Revitalizing Vietnam Property Market
The unmet demand of residential market and the oversupply of the current commercial market reflect the ineffective allocation of investment and the limitation of building design and management capacity. In the near future, when newly finished projects enter the stock, pricing and information transparency will be the key factors deciding the movement of the market.
To begin with, the office market, Ho Chi Minh City particularly, witnessed a consistently price dropping. In comparison with the peak time in 2008, the office renting price in the Vietnam Southern city has decreased more than 45 percent. In the next three years, at least an amount of one million square meters is expected to go on stock, putting landlords under much more pressure to lower the price. The year 2013 then is the year for customers to take full advantage of the oversupply market and enjoy much more brand new and hi-end skyscrapers.

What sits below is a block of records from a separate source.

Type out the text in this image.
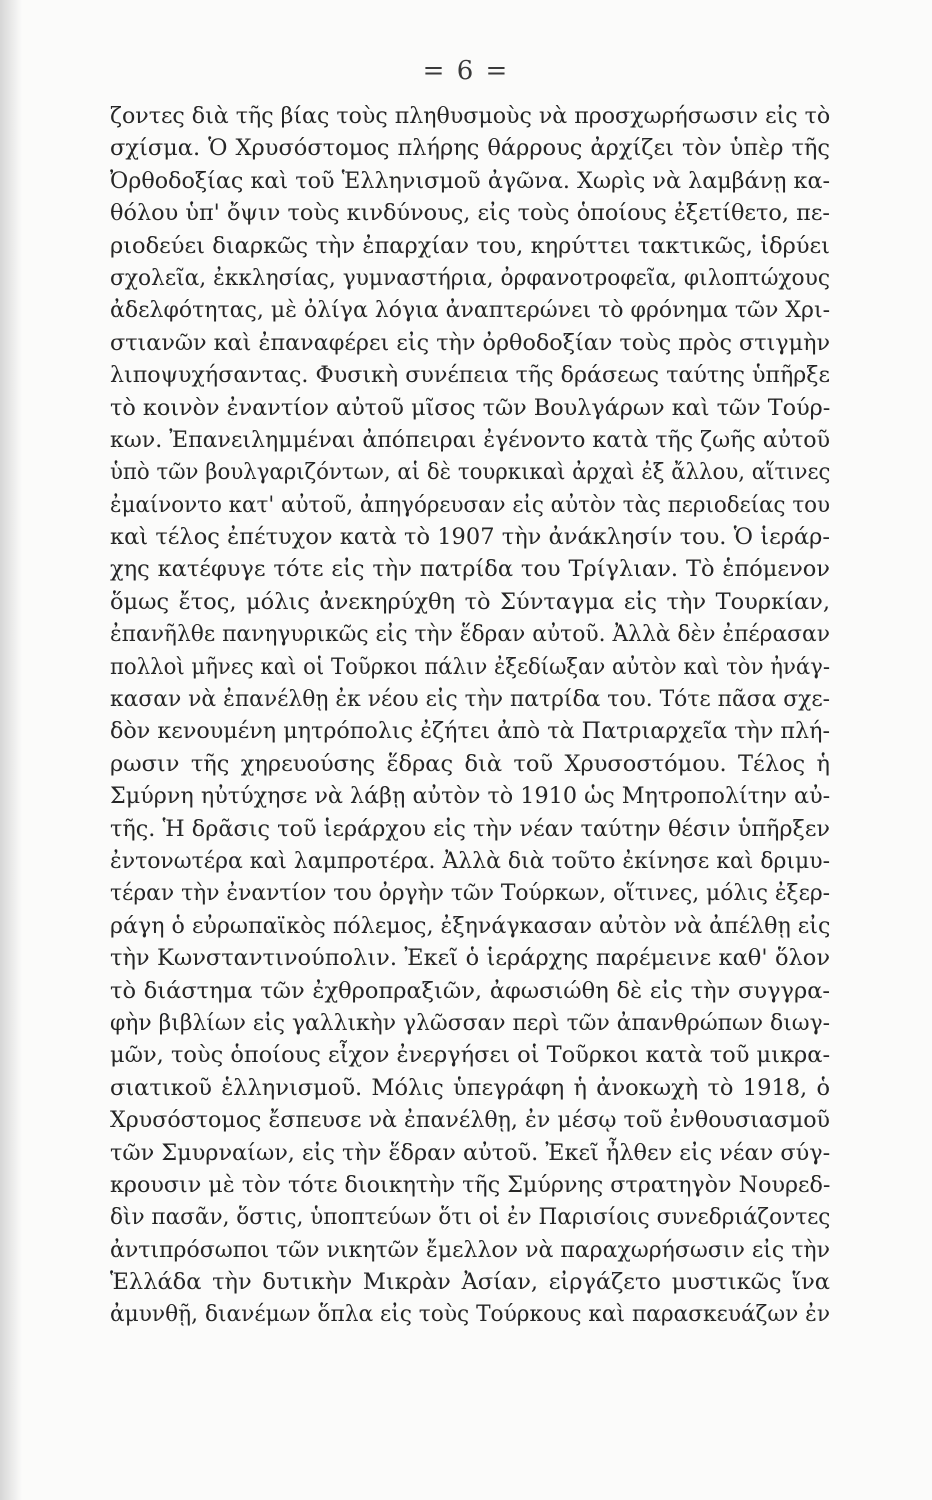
= 6 =
ζοντες διὰ τῆς βίας τοὺς πληθυσμοὺς νὰ προσχωρήσωσιν εἰς τὸ
σχίσμα. Ὁ Χρυσόστομος πλήρης θάρρους ἀρχίζει τὸν ὑπὲρ τῆς
Ὀρθοδοξίας καὶ τοῦ Ἑλληνισμοῦ ἀγῶνα. Χωρὶς νὰ λαμβάνῃ κα-
θόλου ὑπ' ὄψιν τοὺς κινδύνους, εἰς τοὺς ὁποίους ἐξετίθετο, πε-
ριοδεύει διαρκῶς τὴν ἐπαρχίαν του, κηρύττει τακτικῶς, ἱδρύει
σχολεῖα, ἐκκλησίας, γυμναστήρια, ὀρφανοτροφεῖα, φιλοπτώχους
ἀδελφότητας, μὲ ὀλίγα λόγια ἀναπτερώνει τὸ φρόνημα τῶν Χρι-
στιανῶν καὶ ἐπαναφέρει εἰς τὴν ὀρθοδοξίαν τοὺς πρὸς στιγμὴν
λιποψυχήσαντας. Φυσικὴ συνέπεια τῆς δράσεως ταύτης ὑπῆρξε
τὸ κοινὸν ἐναντίον αὐτοῦ μῖσος τῶν Βουλγάρων καὶ τῶν Τούρ-
κων. Ἐπανειλημμέναι ἀπόπειραι ἐγένοντο κατὰ τῆς ζωῆς αὐτοῦ
ὑπὸ τῶν βουλγαριζόντων, αἱ δὲ τουρκικαὶ ἀρχαὶ ἐξ ἄλλου, αἵτινες
ἐμαίνοντο κατ' αὐτοῦ, ἀπηγόρευσαν εἰς αὐτὸν τὰς περιοδείας του
καὶ τέλος ἐπέτυχον κατὰ τὸ 1907 τὴν ἀνάκλησίν του. Ὁ ἱεράρ-
χης κατέφυγε τότε εἰς τὴν πατρίδα του Τρίγλιαν. Τὸ ἑπόμενον
ὅμως ἔτος, μόλις ἀνεκηρύχθη τὸ Σύνταγμα εἰς τὴν Τουρκίαν,
ἐπανῆλθε πανηγυρικῶς εἰς τὴν ἕδραν αὐτοῦ. Ἀλλὰ δὲν ἐπέρασαν
πολλοὶ μῆνες καὶ οἱ Τοῦρκοι πάλιν ἐξεδίωξαν αὐτὸν καὶ τὸν ἠνάγ-
κασαν νὰ ἐπανέλθῃ ἐκ νέου εἰς τὴν πατρίδα του. Τότε πᾶσα σχε-
δὸν κενουμένη μητρόπολις ἐζήτει ἀπὸ τὰ Πατριαρχεῖα τὴν πλή-
ρωσιν τῆς χηρευούσης ἕδρας διὰ τοῦ Χρυσοστόμου. Τέλος ἡ
Σμύρνη ηὐτύχησε νὰ λάβῃ αὐτὸν τὸ 1910 ὡς Μητροπολίτην αὐ-
τῆς. Ἡ δρᾶσις τοῦ ἱεράρχου εἰς τὴν νέαν ταύτην θέσιν ὑπῆρξεν
ἐντονωτέρα καὶ λαμπροτέρα. Ἀλλὰ διὰ τοῦτο ἐκίνησε καὶ δριμυ-
τέραν τὴν ἐναντίον του ὀργὴν τῶν Τούρκων, οἵτινες, μόλις ἐξερ-
ράγη ὁ εὐρωπαϊκὸς πόλεμος, ἐξηνάγκασαν αὐτὸν νὰ ἀπέλθῃ εἰς
τὴν Κωνσταντινούπολιν. Ἐκεῖ ὁ ἱεράρχης παρέμεινε καθ' ὅλον
τὸ διάστημα τῶν ἐχθροπραξιῶν, ἀφωσιώθη δὲ εἰς τὴν συγγρα-
φὴν βιβλίων εἰς γαλλικὴν γλῶσσαν περὶ τῶν ἀπανθρώπων διωγ-
μῶν, τοὺς ὁποίους εἶχον ἐνεργήσει οἱ Τοῦρκοι κατὰ τοῦ μικρα-
σιατικοῦ ἑλληνισμοῦ. Μόλις ὑπεγράφη ἡ ἀνοκωχὴ τὸ 1918, ὁ
Χρυσόστομος ἔσπευσε νὰ ἐπανέλθῃ, ἐν μέσῳ τοῦ ἐνθουσιασμοῦ
τῶν Σμυρναίων, εἰς τὴν ἕδραν αὐτοῦ. Ἐκεῖ ἦλθεν εἰς νέαν σύγ-
κρουσιν μὲ τὸν τότε διοικητὴν τῆς Σμύρνης στρατηγὸν Νουρεδ-
δὶν πασᾶν, ὅστις, ὑποπτεύων ὅτι οἱ ἐν Παρισίοις συνεδριάζοντες
ἀντιπρόσωποι τῶν νικητῶν ἔμελλον νὰ παραχωρήσωσιν εἰς τὴν
Ἑλλάδα τὴν δυτικὴν Μικρὰν Ἀσίαν, εἰργάζετο μυστικῶς ἵνα
ἀμυνθῇ, διανέμων ὅπλα εἰς τοὺς Τούρκους καὶ παρασκευάζων ἐν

On the residential market, grade B & C apartments dominate both HCMC and Hanoi in terms of availability while poor sales performance recorded on new condo projects. Meanwhile, re-sale market and landed property is stable. Developers are looking for new ways to dispose of property including subdividing or apartment rentals etc. Therefore 2013 is expected to remain a buyer’s market and the downward pricing trend is will continue.
In the retail market, 1,500 new retail projects will be launching in the next 7 years across Vietnam. In 2012, Vietnam went off the list of 30 most attractive retail markets in the world (A.T Kearney). However Vietnam is still attractive to international retailers. Demand for retail space in the CBD is expected to remain high. However, due to the land limitation and high land price, the majority of future stock will be concentrated in the suburban area.
Commenting on the government’s recent economic and monetary issue, General Director of Cushman and Wakefield in Vietnam - Mr Chris Brown said at the seminar entitled “Revitalizing Vietnam’s property market” organised in 13th June, 2013: “The VND30 trillion credit package bail out policy would assist developers being thirsty for capital and encourage them develop social houses for low-income people. And vice versa, low-income people will have the chance to buy an apartment, which then help increase total market demand and leverage the frozen property market” However Chris also emphasis that there would be difficulty in procedure as it will not be easy to carry out. Besides, it is not sure about the interest rate after three years of the loan, so the low-income buyers may be unable to pay the loan.